Midge trappers sought for Scottish forecast

Midge Image copyright Science Photo Library
Image caption People are being asked to trap midges

Volunteers are being sought from across Scotland for this year's Scottish Midge Forecast.

More than 100 people are needed for the project running between June and August.

They will be asked to hang up sticky traps to catch midges and submit their results for analysis.

The forecast's Dr Alison Blackwell said she hoped it would be possible monitor a wide range of habitats across the country.

She said the forecast combined current and historical biting midge population data with weather forecast information to provide five-day forecasts for key midge hot spots across Scotland.

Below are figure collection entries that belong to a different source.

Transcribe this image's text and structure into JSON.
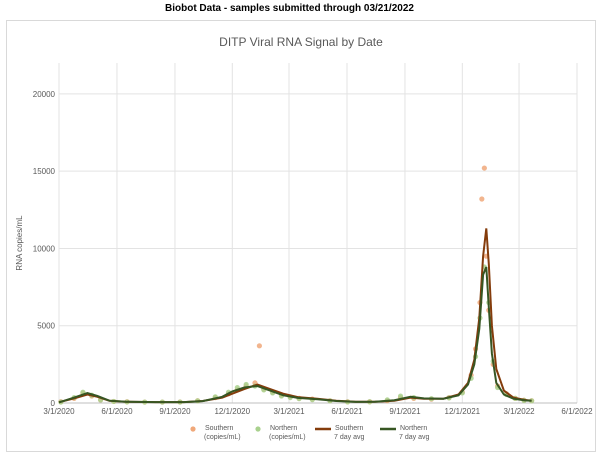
{
  "header": {
    "title": "Biobot Data - samples submitted through 03/21/2022"
  },
  "colors": {
    "southern_points": "#f0a87a",
    "northern_points": "#a9d18e",
    "southern_avg": "#843c0c",
    "northern_avg": "#375623",
    "gridline": "#e3e3e3",
    "axis_text": "#595959"
  },
  "chart_data": {
    "type": "line",
    "title": "DITP Viral RNA Signal by Date",
    "xlabel": "",
    "ylabel": "RNA copies/mL",
    "ylim": [
      0,
      22000
    ],
    "xlim": [
      "3/1/2020",
      "6/1/2022"
    ],
    "x_ticks": [
      "3/1/2020",
      "6/1/2020",
      "9/1/2020",
      "12/1/2020",
      "3/1/2021",
      "6/1/2021",
      "9/1/2021",
      "12/1/2021",
      "3/1/2022",
      "6/1/2022"
    ],
    "y_ticks": [
      "0",
      "5000",
      "10000",
      "15000",
      "20000"
    ],
    "grid": true,
    "legend_position": "bottom",
    "series": [
      {
        "name": "Southern (copies/mL)",
        "kind": "points",
        "x": [
          "3/4/2020",
          "3/25/2020",
          "4/8/2020",
          "4/22/2020",
          "5/6/2020",
          "5/27/2020",
          "6/17/2020",
          "7/15/2020",
          "8/12/2020",
          "9/9/2020",
          "10/7/2020",
          "11/4/2020",
          "11/25/2020",
          "12/9/2020",
          "12/23/2020",
          "1/6/2021",
          "1/13/2021",
          "1/20/2021",
          "2/3/2021",
          "2/17/2021",
          "3/3/2021",
          "3/17/2021",
          "4/7/2021",
          "5/5/2021",
          "6/2/2021",
          "7/7/2021",
          "8/4/2021",
          "8/25/2021",
          "9/15/2021",
          "10/13/2021",
          "11/10/2021",
          "12/1/2021",
          "12/15/2021",
          "12/22/2021",
          "12/29/2021",
          "1/1/2022",
          "1/5/2022",
          "1/8/2022",
          "1/12/2022",
          "1/19/2022",
          "1/26/2022",
          "2/9/2022",
          "2/23/2022",
          "3/9/2022",
          "3/21/2022"
        ],
        "values": [
          80,
          300,
          650,
          450,
          200,
          100,
          80,
          60,
          60,
          70,
          150,
          350,
          600,
          850,
          1100,
          1300,
          3700,
          900,
          700,
          500,
          400,
          300,
          250,
          150,
          80,
          80,
          150,
          350,
          300,
          250,
          350,
          700,
          1800,
          3500,
          6500,
          13200,
          15200,
          9500,
          6000,
          2500,
          1100,
          600,
          300,
          180,
          150
        ]
      },
      {
        "name": "Northern (copies/mL)",
        "kind": "points",
        "x": [
          "3/4/2020",
          "3/25/2020",
          "4/8/2020",
          "4/22/2020",
          "5/6/2020",
          "5/27/2020",
          "6/17/2020",
          "7/15/2020",
          "8/12/2020",
          "9/9/2020",
          "10/7/2020",
          "11/4/2020",
          "11/25/2020",
          "12/9/2020",
          "12/23/2020",
          "1/6/2021",
          "1/20/2021",
          "2/3/2021",
          "2/17/2021",
          "3/3/2021",
          "3/17/2021",
          "4/7/2021",
          "5/5/2021",
          "6/2/2021",
          "7/7/2021",
          "8/4/2021",
          "8/25/2021",
          "9/15/2021",
          "10/13/2021",
          "11/10/2021",
          "12/1/2021",
          "12/15/2021",
          "12/22/2021",
          "12/29/2021",
          "1/5/2022",
          "1/12/2022",
          "1/19/2022",
          "1/26/2022",
          "2/9/2022",
          "2/23/2022",
          "3/9/2022",
          "3/21/2022"
        ],
        "values": [
          60,
          350,
          700,
          500,
          200,
          100,
          70,
          60,
          60,
          60,
          140,
          400,
          700,
          1000,
          1200,
          1100,
          850,
          650,
          450,
          350,
          280,
          220,
          140,
          70,
          80,
          200,
          450,
          350,
          280,
          330,
          650,
          1600,
          3000,
          5500,
          8800,
          6500,
          2700,
          1000,
          550,
          300,
          170,
          140
        ]
      },
      {
        "name": "Southern 7 day avg",
        "kind": "line",
        "x": [
          "3/1/2020",
          "3/25/2020",
          "4/15/2020",
          "5/1/2020",
          "5/20/2020",
          "6/15/2020",
          "8/1/2020",
          "9/15/2020",
          "10/15/2020",
          "11/15/2020",
          "12/1/2020",
          "12/20/2020",
          "1/10/2021",
          "1/30/2021",
          "2/20/2021",
          "3/15/2021",
          "4/15/2021",
          "5/15/2021",
          "6/15/2021",
          "7/15/2021",
          "8/15/2021",
          "9/10/2021",
          "10/1/2021",
          "11/1/2021",
          "11/25/2021",
          "12/10/2021",
          "12/20/2021",
          "12/28/2021",
          "1/3/2022",
          "1/8/2022",
          "1/12/2022",
          "1/17/2022",
          "1/24/2022",
          "2/5/2022",
          "2/20/2022",
          "3/10/2022",
          "3/21/2022"
        ],
        "values": [
          50,
          300,
          550,
          400,
          150,
          80,
          60,
          60,
          130,
          350,
          600,
          900,
          1200,
          900,
          600,
          380,
          280,
          150,
          80,
          80,
          150,
          350,
          280,
          280,
          550,
          1300,
          2800,
          5500,
          9500,
          11300,
          9000,
          5000,
          2200,
          800,
          350,
          200,
          150
        ]
      },
      {
        "name": "Northern 7 day avg",
        "kind": "line",
        "x": [
          "3/1/2020",
          "3/25/2020",
          "4/15/2020",
          "5/1/2020",
          "5/20/2020",
          "6/15/2020",
          "8/1/2020",
          "9/15/2020",
          "10/15/2020",
          "11/15/2020",
          "12/1/2020",
          "12/20/2020",
          "1/10/2021",
          "1/30/2021",
          "2/20/2021",
          "3/15/2021",
          "4/15/2021",
          "5/15/2021",
          "6/15/2021",
          "7/15/2021",
          "8/15/2021",
          "9/10/2021",
          "10/1/2021",
          "11/1/2021",
          "11/25/2021",
          "12/10/2021",
          "12/20/2021",
          "12/28/2021",
          "1/3/2022",
          "1/8/2022",
          "1/12/2022",
          "1/17/2022",
          "1/24/2022",
          "2/5/2022",
          "2/20/2022",
          "3/10/2022",
          "3/21/2022"
        ],
        "values": [
          40,
          350,
          650,
          450,
          150,
          80,
          60,
          60,
          120,
          400,
          750,
          1000,
          1100,
          800,
          500,
          330,
          240,
          130,
          70,
          80,
          180,
          400,
          300,
          280,
          500,
          1200,
          2500,
          4800,
          8300,
          8800,
          6200,
          3200,
          1300,
          550,
          280,
          170,
          140
        ]
      }
    ],
    "legend": [
      {
        "label_line1": "Southern",
        "label_line2": "(copies/mL)"
      },
      {
        "label_line1": "Northern",
        "label_line2": "(copies/mL)"
      },
      {
        "label_line1": "Southern",
        "label_line2": "7 day avg"
      },
      {
        "label_line1": "Northern",
        "label_line2": "7 day avg"
      }
    ]
  }
}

"However, midge populations can vary significantly over a very localised scale and this new innovation should help provide a clearer picture of what is happening on a day-to-day basis," she said.

The hope is that should make the forecast more accurate.


Huw Williams, BBC Scotland News

Midgies are officially known by their scientific name Culicoides impunctatus, but people surrounded by a swarm of them on a still summer's day tend to use much shorter, much harsher names.

It might help to cope if you remember that both as larvae in the soil and as flying adults they play an important role in the ecosystem - working alongside earthworms, and as food for birds.

It's been cold so far this year so midge numbers are low. But the relatively mild winter means many will have survived.

So numbers will explode once the weather warms up.


The traps, along with computer software to calculate the number of midges shown in photographs submitted by the volunteers, will be paid for from a £22,441 grant by Innovate UK to Dundee-based APS Biocontrol.

The system could be developed in the future to alert farmers to possible risks from midge-transmitted diseases that affect livestock, including bluetongue virus and Schmallenberg virus.

Dr Blackwell said: "Ideally we would like to involve a mix of areas, including those popular with tourists.

"We are also keen to hear from the farming community, given the potential impact of biting midges on livestock."

People interested in volunteering can email midgewatch@apsbiocontrol.com for further information.

It is claimed the forecast, which is now in its 11th year, is accessed by over 50,000 people a year either online, or via a smart phone app.